When LSU’s junior running back Clyde Edwards-Helaire isn’t making defenders miss tackles or picking up key blocks in pass protection on the football field, he spends his time hunting in Louisiana’s marshes.
Edwards-Helaire wasn’t able to go dove hunting, the season of which lasts from Sept. 7 to Sept. 15 before reopening in October, so there was no way he was going to miss the opening weekend of teal season – duck hunting for those who don’t know.
The only problem – teal season opened on Sept. 14, the same day as LSU’s 65-14 win over Northwestern State.
The solution: Drive to Venice, Louisiana, aptly named “The End of the World,” immediately after the game.
Edwards-Helaire said he went home, changed and grabbed his already packed bags before hitting the road to Venice, which sits on the west bank of the Mississippi River where the river meets the Gulf of Mexico.
“We drove to Venice, two-and-a-half-hours,” said Edwards-Helaire, who was fresh off rushing for 50 yards and two touchdowns on 13 carries. “[I] Slept 30 minutes and was right back hunting, and I stayed up the whole day. I was good, but that’s something I’m always ready for especially growing up hunting and what not. It’s just second nature.”
The Baton Rouge native said his group hit the seven-man limit of 42 ducks before heading home.
But while Edwards-Helaire was isolated in Venice, people 150 miles northwest in Baton Rouge were trying to figure what was wrong with LSU’s running game. The passing game excelled and shattered records, but the run game as a whole failed to crack four yards per carry in LSU’s first three games.
Even though Edwards-Helaire was having individual success, rushing for 87 yards and a touchdown on 15 carries against Texas and averaging 4.9 yards per carry through LSU’s first three games, he didn’t crack 100 yards in any of LSU’s first three games.
It was the first time since 2009 LSU went without a 100-yard rusher in its first three games.
Then came Vanderbilt.
Edwards-Helaire rushed for 106 yards and a touchdown, and LSU totaled 181 yards on 36 carries, a 5.0 average per carry.

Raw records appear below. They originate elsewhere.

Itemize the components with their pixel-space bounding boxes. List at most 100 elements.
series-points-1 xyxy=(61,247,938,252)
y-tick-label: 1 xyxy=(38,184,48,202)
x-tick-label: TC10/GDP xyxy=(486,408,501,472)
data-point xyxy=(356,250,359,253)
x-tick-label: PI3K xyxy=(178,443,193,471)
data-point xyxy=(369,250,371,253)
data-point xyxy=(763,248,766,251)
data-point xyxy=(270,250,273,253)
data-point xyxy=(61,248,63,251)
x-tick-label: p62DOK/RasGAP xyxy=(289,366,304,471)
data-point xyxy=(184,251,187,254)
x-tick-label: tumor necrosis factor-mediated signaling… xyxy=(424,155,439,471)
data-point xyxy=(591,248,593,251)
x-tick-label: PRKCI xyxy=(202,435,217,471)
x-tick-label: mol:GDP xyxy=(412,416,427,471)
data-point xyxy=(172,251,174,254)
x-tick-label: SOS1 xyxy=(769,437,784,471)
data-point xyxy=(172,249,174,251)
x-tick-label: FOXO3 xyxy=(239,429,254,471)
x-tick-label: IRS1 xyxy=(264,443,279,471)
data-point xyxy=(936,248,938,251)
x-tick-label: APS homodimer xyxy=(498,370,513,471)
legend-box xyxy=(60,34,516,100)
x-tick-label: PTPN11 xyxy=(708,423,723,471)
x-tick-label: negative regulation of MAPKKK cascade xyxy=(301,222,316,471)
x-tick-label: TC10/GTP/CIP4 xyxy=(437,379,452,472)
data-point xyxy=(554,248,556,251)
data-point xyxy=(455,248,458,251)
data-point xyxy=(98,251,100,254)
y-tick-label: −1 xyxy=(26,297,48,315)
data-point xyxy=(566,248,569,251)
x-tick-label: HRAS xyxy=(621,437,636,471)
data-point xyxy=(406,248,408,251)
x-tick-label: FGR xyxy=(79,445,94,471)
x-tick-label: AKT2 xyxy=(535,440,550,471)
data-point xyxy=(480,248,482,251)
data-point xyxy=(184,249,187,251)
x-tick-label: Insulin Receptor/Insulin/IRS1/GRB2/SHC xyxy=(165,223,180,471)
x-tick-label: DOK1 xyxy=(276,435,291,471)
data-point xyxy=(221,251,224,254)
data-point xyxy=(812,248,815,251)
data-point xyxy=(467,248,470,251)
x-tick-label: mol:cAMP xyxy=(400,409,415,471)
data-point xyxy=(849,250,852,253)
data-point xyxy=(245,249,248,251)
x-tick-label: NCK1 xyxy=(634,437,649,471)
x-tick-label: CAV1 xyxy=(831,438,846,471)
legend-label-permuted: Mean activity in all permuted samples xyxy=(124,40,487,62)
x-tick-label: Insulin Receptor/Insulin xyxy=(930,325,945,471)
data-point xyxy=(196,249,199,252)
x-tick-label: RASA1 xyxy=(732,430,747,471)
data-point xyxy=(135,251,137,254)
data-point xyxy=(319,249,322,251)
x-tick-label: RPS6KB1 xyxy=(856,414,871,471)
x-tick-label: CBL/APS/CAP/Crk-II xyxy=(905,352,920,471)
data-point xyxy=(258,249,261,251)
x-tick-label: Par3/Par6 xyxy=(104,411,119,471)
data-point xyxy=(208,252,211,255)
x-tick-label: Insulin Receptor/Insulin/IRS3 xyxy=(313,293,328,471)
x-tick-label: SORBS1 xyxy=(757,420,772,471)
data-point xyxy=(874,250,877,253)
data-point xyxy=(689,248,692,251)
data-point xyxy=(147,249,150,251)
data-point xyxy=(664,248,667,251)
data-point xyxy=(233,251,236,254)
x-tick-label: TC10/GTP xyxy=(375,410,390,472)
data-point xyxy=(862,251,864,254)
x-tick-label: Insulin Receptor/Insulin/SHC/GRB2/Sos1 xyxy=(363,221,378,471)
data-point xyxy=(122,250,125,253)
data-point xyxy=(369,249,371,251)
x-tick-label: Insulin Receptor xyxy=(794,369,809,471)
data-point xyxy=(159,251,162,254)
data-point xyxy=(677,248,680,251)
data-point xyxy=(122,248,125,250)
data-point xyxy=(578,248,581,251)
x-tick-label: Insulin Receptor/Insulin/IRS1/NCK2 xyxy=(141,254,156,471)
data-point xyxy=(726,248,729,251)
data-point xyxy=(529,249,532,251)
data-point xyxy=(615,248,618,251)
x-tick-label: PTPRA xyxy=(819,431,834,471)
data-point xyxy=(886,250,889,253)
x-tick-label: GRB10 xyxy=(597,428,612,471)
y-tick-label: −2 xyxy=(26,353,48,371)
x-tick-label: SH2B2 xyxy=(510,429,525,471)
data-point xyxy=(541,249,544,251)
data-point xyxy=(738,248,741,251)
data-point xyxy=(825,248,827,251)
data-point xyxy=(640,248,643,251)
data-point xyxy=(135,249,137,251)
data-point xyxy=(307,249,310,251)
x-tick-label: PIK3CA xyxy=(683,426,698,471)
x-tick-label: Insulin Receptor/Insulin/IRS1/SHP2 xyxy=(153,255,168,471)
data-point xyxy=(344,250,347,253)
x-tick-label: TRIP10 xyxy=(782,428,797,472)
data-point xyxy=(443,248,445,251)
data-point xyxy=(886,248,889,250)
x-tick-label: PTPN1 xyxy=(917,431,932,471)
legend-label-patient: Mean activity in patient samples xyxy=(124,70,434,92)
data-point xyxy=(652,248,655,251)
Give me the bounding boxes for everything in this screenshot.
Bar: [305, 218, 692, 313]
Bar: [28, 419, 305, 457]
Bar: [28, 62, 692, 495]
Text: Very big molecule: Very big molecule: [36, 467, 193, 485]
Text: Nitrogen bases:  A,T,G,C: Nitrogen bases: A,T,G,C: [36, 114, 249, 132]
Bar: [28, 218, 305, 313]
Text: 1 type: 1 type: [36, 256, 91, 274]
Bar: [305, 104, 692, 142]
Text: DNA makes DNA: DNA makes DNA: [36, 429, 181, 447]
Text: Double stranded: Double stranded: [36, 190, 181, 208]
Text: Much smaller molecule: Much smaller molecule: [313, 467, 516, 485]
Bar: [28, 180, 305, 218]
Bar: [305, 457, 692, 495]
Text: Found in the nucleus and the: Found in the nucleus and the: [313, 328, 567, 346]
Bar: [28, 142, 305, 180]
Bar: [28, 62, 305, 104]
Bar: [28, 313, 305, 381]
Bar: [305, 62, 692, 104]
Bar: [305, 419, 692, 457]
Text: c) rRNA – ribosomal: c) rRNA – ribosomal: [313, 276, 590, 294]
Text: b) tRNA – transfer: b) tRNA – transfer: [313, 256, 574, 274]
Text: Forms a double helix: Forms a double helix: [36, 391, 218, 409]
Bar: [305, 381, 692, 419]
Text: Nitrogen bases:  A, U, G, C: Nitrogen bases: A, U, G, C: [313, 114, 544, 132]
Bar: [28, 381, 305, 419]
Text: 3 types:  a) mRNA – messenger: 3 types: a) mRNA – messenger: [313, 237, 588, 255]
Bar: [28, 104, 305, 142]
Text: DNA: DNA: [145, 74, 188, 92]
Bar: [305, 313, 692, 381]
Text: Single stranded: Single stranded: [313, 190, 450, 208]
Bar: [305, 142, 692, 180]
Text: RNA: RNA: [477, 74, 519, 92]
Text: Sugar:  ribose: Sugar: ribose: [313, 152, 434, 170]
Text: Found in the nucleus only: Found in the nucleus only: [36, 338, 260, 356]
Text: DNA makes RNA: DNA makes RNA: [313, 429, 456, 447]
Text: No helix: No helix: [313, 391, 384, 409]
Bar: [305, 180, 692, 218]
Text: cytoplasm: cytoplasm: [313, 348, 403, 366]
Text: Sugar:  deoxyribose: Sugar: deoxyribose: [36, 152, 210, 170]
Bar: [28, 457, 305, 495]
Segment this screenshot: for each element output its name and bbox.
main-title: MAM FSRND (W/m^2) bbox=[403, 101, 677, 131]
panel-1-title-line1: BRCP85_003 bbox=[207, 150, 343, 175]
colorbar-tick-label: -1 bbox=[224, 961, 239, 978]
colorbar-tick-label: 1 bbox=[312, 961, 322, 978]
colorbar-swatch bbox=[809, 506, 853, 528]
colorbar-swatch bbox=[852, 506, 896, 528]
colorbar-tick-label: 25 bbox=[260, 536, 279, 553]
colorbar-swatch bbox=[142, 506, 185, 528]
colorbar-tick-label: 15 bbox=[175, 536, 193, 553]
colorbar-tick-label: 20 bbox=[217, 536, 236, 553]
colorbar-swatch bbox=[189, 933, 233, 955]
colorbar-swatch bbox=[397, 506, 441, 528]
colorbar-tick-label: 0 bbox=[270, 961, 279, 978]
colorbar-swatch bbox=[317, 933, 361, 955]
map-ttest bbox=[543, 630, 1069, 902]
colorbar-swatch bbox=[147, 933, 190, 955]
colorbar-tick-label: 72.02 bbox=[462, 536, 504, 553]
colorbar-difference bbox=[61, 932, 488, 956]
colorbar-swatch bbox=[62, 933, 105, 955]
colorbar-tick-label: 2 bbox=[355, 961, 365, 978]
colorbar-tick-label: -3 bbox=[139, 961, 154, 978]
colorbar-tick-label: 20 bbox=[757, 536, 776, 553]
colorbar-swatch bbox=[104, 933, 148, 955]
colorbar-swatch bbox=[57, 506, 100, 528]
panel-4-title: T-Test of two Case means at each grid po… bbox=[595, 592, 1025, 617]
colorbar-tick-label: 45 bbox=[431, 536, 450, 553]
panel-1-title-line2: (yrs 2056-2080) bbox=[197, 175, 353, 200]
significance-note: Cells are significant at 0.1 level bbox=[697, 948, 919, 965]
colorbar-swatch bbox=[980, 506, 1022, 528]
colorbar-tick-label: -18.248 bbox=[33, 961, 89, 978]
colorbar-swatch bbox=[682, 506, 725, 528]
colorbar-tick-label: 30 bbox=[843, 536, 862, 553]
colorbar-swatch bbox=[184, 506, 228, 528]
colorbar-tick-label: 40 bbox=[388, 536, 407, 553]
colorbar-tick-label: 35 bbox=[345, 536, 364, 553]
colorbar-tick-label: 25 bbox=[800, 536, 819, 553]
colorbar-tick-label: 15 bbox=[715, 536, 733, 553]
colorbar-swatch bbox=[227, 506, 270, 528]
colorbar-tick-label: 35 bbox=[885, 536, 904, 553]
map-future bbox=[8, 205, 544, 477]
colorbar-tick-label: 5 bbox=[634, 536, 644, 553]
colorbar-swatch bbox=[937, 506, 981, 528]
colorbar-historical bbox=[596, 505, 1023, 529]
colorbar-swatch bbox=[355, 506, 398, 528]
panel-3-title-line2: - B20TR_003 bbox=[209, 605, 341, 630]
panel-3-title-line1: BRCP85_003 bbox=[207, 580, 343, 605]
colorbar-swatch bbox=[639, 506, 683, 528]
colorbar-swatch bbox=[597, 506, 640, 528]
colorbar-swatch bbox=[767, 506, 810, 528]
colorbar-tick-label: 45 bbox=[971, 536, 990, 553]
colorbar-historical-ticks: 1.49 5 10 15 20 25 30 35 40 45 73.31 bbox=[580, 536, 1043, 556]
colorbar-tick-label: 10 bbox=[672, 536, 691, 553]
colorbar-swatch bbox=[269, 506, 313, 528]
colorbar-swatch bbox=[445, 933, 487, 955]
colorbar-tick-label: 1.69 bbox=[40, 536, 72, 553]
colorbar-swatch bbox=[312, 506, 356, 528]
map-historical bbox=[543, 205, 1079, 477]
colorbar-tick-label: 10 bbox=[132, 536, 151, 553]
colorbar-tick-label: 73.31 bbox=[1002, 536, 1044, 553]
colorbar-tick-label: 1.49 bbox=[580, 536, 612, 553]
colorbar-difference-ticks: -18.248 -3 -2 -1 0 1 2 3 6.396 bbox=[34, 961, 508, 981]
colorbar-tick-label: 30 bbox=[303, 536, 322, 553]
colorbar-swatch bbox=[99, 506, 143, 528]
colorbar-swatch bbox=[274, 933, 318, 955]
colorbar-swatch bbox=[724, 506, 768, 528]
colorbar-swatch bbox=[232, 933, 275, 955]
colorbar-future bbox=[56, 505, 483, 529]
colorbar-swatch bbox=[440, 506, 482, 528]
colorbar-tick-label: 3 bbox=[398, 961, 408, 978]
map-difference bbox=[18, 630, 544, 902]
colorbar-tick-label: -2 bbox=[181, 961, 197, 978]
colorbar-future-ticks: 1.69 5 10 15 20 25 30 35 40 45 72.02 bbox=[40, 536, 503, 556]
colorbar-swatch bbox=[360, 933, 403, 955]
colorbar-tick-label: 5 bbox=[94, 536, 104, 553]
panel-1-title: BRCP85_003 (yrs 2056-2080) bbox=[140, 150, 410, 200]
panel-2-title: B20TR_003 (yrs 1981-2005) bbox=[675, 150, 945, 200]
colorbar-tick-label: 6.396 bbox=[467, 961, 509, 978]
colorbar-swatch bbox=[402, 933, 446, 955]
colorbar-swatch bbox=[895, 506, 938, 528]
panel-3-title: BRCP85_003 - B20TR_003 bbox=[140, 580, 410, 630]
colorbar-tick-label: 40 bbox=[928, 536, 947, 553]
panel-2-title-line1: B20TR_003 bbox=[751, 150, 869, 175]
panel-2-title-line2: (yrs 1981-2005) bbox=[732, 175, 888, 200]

“We need a 100-yard rusher – this is LSU,” said LSU head coach Ed Orgeron, calling the win over Vanderbilt a jumping off point for the rushing attack. “We need to run the football, we need to be more balanced. There are going to be a couple times where we are going to have to run the football, and we need to make improvement in that area.”
For Edwards-Helaire the focus had been on winning games, not rushing for 100 yards. He said the achievement was “pretty cool,” but it wasn’t groundbreaking for LSU. It’s something he knew they could accomplish.
“Everybody can have their opinions on it,” Edwards-Helaire said. “People who always like seeing LSU run up and down the field as far running the ball – they probably got a little excited as far as a 100-yard game. Everybody’s goal now, especially on this team, is to win.”
One for LSU’s lower numbers rushing the ball was the switch in the offense. Edwards-Helaire said pretty much everything LSU runs is a run-pass option, and the Tigers weren’t sure what the results would be until they began playing live games.
The win against Vanderbilt and the addition of sophomore offensive lineman Ed Ingram returning to the team has given LSU even more confidence. After the offensive line struggled in 2018, senior quarterback Joe Burrow called the group the most improved on the team this summer, and Edwards-Helaire feels they’re the best offensive line in the Southeastern Conference.
“If those guys feel that way, and know they are, then everybody else around us feels that way,” Edwards-Helaire said. “It’s a great group of guys to be around. They always help me up off the ground, help Joe up off the ground. In any situation they’re always there. My goal is to make them look good if everybody else is doing their job.”
And if the offensive line keeps making Edwards-Helaire look good, maybe he’ll take them on the two-and-a-half-hour trip to the end of the world to hunt some ducks.